Стоит ли говорить, что историю о древнегреческих богах я слушала вполуха? Вообще бы предпочла не слышать, но тогда не смогла бы ничего записать, а Рогачев то и дело пялился в мою сторону, словно следил, насколько точно я исполняю данное вчера обещание. Приходилось писать. Да, на автомате, почти не вникая в смысл его слов, но и позволить себе хоть немножко помечтать тоже не было возможности.

– Выпьем кофе? – едва начался перерыв, предложила Инга. Подруга тоже выглядела не лучшим образом. Явно невыспавшаяся, какая-то взъерошенная и уставшая. – Кошмарная ночь, вообще не знаю, как я проснулась. Снова делала эту дурацкую курсовую. Веришь, вот в такие минуты реально жалею, что выбрала именно эту профессию. Не представляю себя всю жизнь рассказывающей  про каких-то там вымышленных существ. Неужели в наше время такое правда кому-то может быть интересно?

Я рассмеялась. Чувства Инги были понятны, но ведь никто из нас не собирался работать экскурсоводом постоянно. Закончится практика, потом экзамены, и можно будет заниматься совсем другими вещами, которые мы и планировали. А ради достижения желанных целей можно потерпеть и Рогачева, и его скучную мифологию.

Правда, стоило мне подумать о желанных целях, как тотчас возникли мысли, не имеющие ни к учебе, ни к работе никакого отношения. Я потянулась к телефону, сообщив подруге.

– Иди без меня. Мне кое-что надо успеть за перерыв, не хочу тратить время на кафе.

Его и так всего ничего, этого времени.

Инга пожала плечами, но уговаривать меня не стала и ушла, а я наконец-то смогла добраться до того, о чем мечтала с самого утра.

Его письмо оказалось… чем-то совершенно нереальным. Высвобождающим мои самые потаенные мечты. То, в чем я и себе-то не признавалась.

Откуда Он это знал? Откуда Он вообще всегда знал то, что мне нужно? Я часто думала об этом, но не находила ответа. Разве могут исполняться мечты, о которых ты никому не сказал? Ни в детстве, ни на Новый год, когда кто-то из родителей прочел твое письмо Деду Морозу. Я не могла бы сама придумать себе сказку красивее. А Он… Он был самой волшебной моей сказкой. Самой сладкой реальностью, настолько осязаемой, словно этот мужчина действительно находился рядом.

Не сдерживайся. Позволь себе все, что ты хочешь. Потому что мне это нравится.

Я хотела написать, насколько сильно нравится, раздразнить его, взволновать так, как чувствовала себя сама сейчас.
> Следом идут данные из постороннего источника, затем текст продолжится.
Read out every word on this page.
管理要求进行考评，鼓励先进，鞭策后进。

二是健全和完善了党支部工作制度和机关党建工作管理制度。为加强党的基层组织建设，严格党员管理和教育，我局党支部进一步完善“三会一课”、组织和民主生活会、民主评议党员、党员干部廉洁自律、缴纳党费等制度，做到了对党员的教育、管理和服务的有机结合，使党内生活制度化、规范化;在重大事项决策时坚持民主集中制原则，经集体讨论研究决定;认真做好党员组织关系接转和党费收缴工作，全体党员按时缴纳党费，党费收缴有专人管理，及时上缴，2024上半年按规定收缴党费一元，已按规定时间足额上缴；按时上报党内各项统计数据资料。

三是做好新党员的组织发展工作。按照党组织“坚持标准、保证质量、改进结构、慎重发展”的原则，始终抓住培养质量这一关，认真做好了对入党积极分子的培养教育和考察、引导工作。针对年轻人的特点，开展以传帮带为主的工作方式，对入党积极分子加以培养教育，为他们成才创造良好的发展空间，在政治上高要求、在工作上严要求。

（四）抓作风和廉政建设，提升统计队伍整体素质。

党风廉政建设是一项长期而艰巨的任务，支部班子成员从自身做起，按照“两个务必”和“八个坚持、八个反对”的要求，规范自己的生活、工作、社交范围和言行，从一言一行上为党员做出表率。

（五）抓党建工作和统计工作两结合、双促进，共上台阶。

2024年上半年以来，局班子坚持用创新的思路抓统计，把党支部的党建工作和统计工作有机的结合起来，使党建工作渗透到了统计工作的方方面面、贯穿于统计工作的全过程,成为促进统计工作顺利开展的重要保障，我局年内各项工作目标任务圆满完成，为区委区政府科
И настолько погрузилась в собственные мысли и фантазии, что не сразу услышала обращенный ко мне голос.

– Если бы с таким же воодушевлением вы занимались мифологией, результат не заставил бы себя ждать!

Я вздрогнула и открыла глаза. Рядом стоял Рогачев, задумчиво рассматривая меня. Неужели я зачиталась и замечталась настолько, что пропустила окончание перерыва? Но в аудитории кроме нас двоих не было больше никого.

– Раз уж вы решили отсидеться здесь, давайте поговорим о вашем проекте, – доцент прошел к столу, абсолютно уверенный, что я отправлюсь за ним. Ну, а мне ничего другого и не оставалось. Вздохнув и закрыв сообщение, я поплелась следом.

– Я ждал от вас большего, Романова, – в руках Рогачева я узнала папку со своей работой. – Больше заинтересованности, больше отдачи. Больше жизни, в конце концов! А вы, – он полистал проект, потом взглянул на меня, – пишете о вещах, которые есть в каждом учебнике. Абсолютно ничего нового и интересного. Это больше похоже на школьное изложение, чем на исследование без пяти минут искусствоведа. Я так понимаю, что труды Гомера не слишком вам интересны? Может быть, в таком случае стоит изменить тему?

Я оторопела. До сдачи курсовой оставалось чуть больше двух недель, а с этой я возилась почти два месяца, изо всех стараясь соблюсти все требования придирчивого препода. Как оказалось, безуспешно. Но менять тему? Он что, издевается?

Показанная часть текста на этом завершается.